AG Coakley Urges Supreme Court to Recognize Disparate Impact Claims Under Fair Housing Act
AG Highlights Enforcement Actions Against Mortgage Companies to Combat Discriminatory Lending Practices
BOSTON – Arguing that individuals and businesses involved in the renting or selling of homes and other real-estate transactions must be held accountable for the discriminatory effects of their policies and practices, Attorney General Martha Coakley has filed a brief in the U.S. Supreme Court urging it to recognize disparate impact claims under the federal Fair Housing Act (FHA). The brief was joined by 11 states including California, Connecticut, Delaware, Hawaii, Illinois, New Mexico, New York, Oregon, Utah, Vermont, and Washington.
“Disparate impact claims are an important tool used to eliminate discrimination in the housing market, one of the primary principles of the Fair Housing Act,” AG Coakley said. “The Court has already recognized disparate impact claims under many civil rights statutes, and we urge the Court to do the same with the FHA.”
The brief was submitted in the case of Township of Mount Holly v. Mt. Holly Gardens Citizens in Action, Inc., which is scheduled for argument on December 4, 2013.
The brief highlights the experience of Massachusetts and other states in pursuing disparate impact claims against banks and mortgage companies such as Option One, Countrywide, and Wells Fargo that made high-risk subprime home mortgage loans to distressed minority borrowers.
A disparate impact claim may be pursued when a policy that appears to be objective or neutral leads to results that disproportionately affect a protected group. For instance, the cases involving the subprime lenders challenged facially neutral policies that in actuality caused African-American and Hispanic borrowers to pay hundreds, if not thousands, of dollars more for their loans than comparable white borrowers.
The brief argues that allowing disparate impact claims as an enforcement tool used to root out various forms of discrimination is critical to maintaining equal access to housing.
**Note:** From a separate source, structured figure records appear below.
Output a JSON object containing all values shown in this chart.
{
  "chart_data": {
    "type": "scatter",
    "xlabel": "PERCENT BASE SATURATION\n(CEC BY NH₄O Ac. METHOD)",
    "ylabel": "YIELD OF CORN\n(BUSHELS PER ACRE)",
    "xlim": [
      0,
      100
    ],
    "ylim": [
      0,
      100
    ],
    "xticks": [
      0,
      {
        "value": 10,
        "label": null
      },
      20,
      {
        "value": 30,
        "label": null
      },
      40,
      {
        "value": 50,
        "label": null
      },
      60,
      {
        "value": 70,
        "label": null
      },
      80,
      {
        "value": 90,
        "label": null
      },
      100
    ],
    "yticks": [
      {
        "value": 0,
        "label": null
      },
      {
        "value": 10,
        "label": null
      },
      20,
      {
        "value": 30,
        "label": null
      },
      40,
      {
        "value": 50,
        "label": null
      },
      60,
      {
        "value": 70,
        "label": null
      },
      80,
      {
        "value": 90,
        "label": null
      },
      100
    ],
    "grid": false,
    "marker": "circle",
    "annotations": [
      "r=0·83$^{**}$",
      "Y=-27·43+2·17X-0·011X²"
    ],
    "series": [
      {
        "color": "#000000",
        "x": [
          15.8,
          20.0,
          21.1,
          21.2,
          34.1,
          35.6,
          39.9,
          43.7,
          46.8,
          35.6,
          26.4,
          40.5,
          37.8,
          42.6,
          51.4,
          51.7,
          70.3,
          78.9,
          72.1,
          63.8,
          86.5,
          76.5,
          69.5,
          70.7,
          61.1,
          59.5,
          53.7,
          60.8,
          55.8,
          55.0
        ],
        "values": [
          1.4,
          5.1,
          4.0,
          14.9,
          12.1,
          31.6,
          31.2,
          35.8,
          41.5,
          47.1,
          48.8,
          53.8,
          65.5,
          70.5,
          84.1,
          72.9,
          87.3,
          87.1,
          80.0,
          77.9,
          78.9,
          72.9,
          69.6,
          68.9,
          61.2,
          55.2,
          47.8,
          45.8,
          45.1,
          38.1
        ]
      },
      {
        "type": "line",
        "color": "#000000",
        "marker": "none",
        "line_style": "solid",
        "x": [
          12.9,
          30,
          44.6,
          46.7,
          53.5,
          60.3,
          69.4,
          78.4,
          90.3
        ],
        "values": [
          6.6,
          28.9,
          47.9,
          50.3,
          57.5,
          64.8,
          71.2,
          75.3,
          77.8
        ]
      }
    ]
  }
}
The brief also states that “not all adverse housing outcomes, or all causes of residential segregation, can be remedied through litigation. But enforcement actions under the FHA and similar state laws are critical to combating discrimination and its pernicious effects. Disparate impact claims are needed to bridge the gap between the direct forms of discrimination provable through a disparate treatment framework, and more subtle forms of discrimination characterized by concealed or subconscious bias—all of which continue to operate in and shape housing markets.”
In January 2012, AG Coakley filed a similar brief with the U.S Supreme Court in the case of Magner v. Gallagher, which was ultimately dismissed before being heard.
The FHA was enacted in 1968, and amended in 1988. It protects individuals from discrimination in the sale and rental of housing as well as other housing-related transactions on the basis of race, color, gender, national origin, disability, religion, and familial status. The AG’s Office vigorously prosecutes violations of the FHA as well as the state’s housing discrimination law.
Assistant Attorneys General Genevieve Nadeau, Melissa Swindel, and Jonathan Miller, all of the Attorney General’s Civil Rights Division, assisted in the drafting of the AG’s Brief.